Evaluation of mechanical features and antibacterial potential of fluoroquinolone against & beta;-ketoacyl-ACP synthases (FabB, FabF & FabH) via computational approaches

The synthesis of fatty acids, which are essential for the growth and survival of bacterial cells, is catalyzed by betaketo acyl-ACP synthase I-III. Due to the significant differences between the bacterial ACP synthase enzyme and the mammalian enzyme, it may serve as a viable target for the development of potent anti-bacterial medications. In this study, a sophisticated molecular docking strategy was employed to target all three KAS enzymes. Initially, 1000 fluoroquinolone derivatives were obtained from PubChem database, along with the commonly used ciprofloxacin, and subjected to virtual screening against FabH, FabB, and FabF, respectively.
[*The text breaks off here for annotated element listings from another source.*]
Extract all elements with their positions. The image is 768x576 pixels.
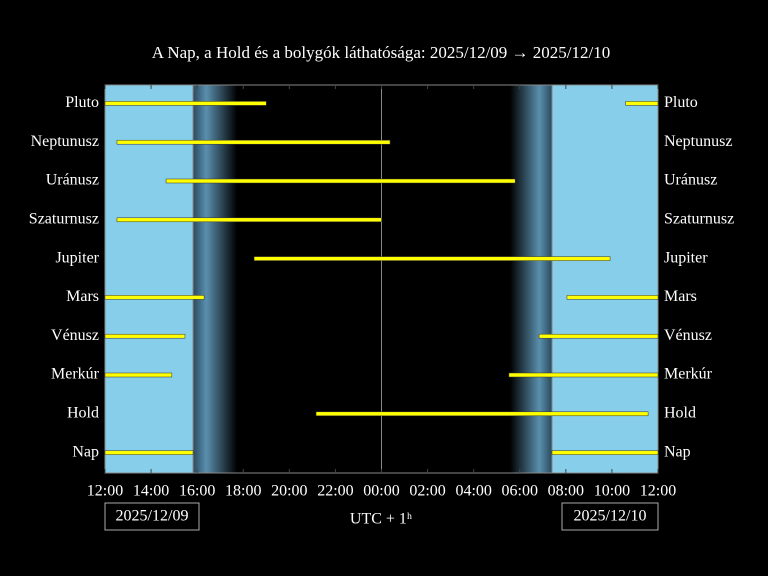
x-tick-label: 16:00	[179, 483, 215, 500]
x-tick-label: 06:00	[502, 483, 538, 500]
x-tick-label: 14:00	[133, 483, 169, 500]
daylight	[105, 85, 194, 473]
x-tick-label: 22:00	[317, 483, 353, 500]
category-label: Mars	[664, 288, 697, 305]
date-box	[561, 502, 659, 531]
twilight	[510, 85, 553, 473]
category-label: Neptunusz	[31, 133, 99, 150]
category-label: Merkúr	[51, 366, 100, 383]
x-tick-label: 10:00	[594, 483, 630, 500]
visibility-bar	[104, 333, 186, 339]
category-label: Jupiter	[664, 249, 708, 266]
category-label: Neptunusz	[664, 133, 732, 150]
x-tick-label: 18:00	[225, 483, 261, 500]
visibility-bar	[116, 217, 382, 223]
visibility-bar	[551, 450, 659, 455]
x-tick-label: 04:00	[455, 483, 491, 500]
visibility-bar	[104, 450, 194, 455]
category-label: Hold	[664, 404, 696, 421]
category-label: Uránusz	[46, 172, 99, 189]
category-label: Vénusz	[664, 327, 712, 344]
visibility-bar	[538, 333, 659, 339]
twilight	[193, 85, 238, 473]
category-label: Szaturnusz	[664, 210, 734, 227]
visibility-bar	[253, 256, 611, 261]
end-date: 2025/12/10	[574, 508, 647, 525]
visibility-bar	[104, 101, 267, 106]
visibility-bar	[104, 372, 173, 378]
category-label: Merkúr	[664, 366, 713, 383]
category-label: Mars	[66, 288, 99, 305]
visibility-bar	[116, 139, 391, 145]
x-tick-label: 02:00	[409, 483, 445, 500]
x-tick-label: 08:00	[548, 483, 584, 500]
daylight	[552, 85, 658, 473]
visibility-bar	[508, 372, 659, 378]
category-label: Pluto	[65, 94, 99, 111]
x-tick-label: 20:00	[271, 483, 307, 500]
visibility-bar	[315, 411, 649, 417]
x-tick-label: 12:00	[87, 483, 123, 500]
visibility-bar	[165, 178, 516, 184]
start-date: 2025/12/09	[116, 508, 189, 525]
category-label: Vénusz	[51, 327, 99, 344]
category-label: Hold	[67, 404, 99, 421]
visibility-bar	[566, 295, 659, 300]
category-label: Nap	[664, 443, 691, 460]
category-label: Uránusz	[664, 172, 717, 189]
category-label: Pluto	[664, 94, 698, 111]
category-label: Szaturnusz	[29, 210, 99, 227]
chart-title: A Nap, a Hold és a bolygók láthatósága: …	[152, 43, 610, 62]
visibility-bar	[104, 295, 205, 300]
x-axis-label: UTC + 1ʰ	[350, 511, 412, 528]
category-label: Jupiter	[55, 249, 99, 266]
x-tick-label: 12:00	[640, 483, 676, 500]
category-label: Nap	[72, 443, 99, 460]
visibility-bar	[625, 101, 659, 106]
date-box	[104, 502, 200, 531]
x-tick-label: 00:00	[363, 483, 399, 500]
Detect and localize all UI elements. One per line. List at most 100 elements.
Subsequently, molecular dynamics (MD) simulations were conducted to confirm the stability and reliability of the generated conformations. The compounds 155813629, 142486676, and 155567217 were found to exhibit potential molecular interactions against FabH, FabB, and FabF, respectively, with docking scores of -9.9, -8.9, and -9.9 kcal/mol. These scores outperformed the docking score of standard ciprofloxacin. Furthermore, MD simulations were used to assess the dynamic nature of molecular interactions in both physiological and dynamic settings. Throughout the simulated trajectory, all three complexes displayed favorable stability patterns. The findings of this investigation suggest that fluoroquinolone derivatives may serve as highly effective and selective inhibitors of the KAS enzyme.

Automated summary

This study used a sophisticated molecular docking strategy to target three beta-keto acyl-ACP synthases. Virtual screening of 1000 fluoroquinolone derivatives and ciprofloxacin was conducted, followed by molecular dynamics simulations to confirm the stability and reliability of the generated conformations. Compounds 155813629, 142486676, and 155567217 exhibited potential molecular interactions against FabH, FabB, and FabF, respectively, with docking scores outperforming ciprofloxacin. Molecular dynamics simulations further demonstrated favorable stability patterns of the complexes. Fluoroquinolone derivatives may serve as highly effective and selective inhibitors of the KAS enzyme.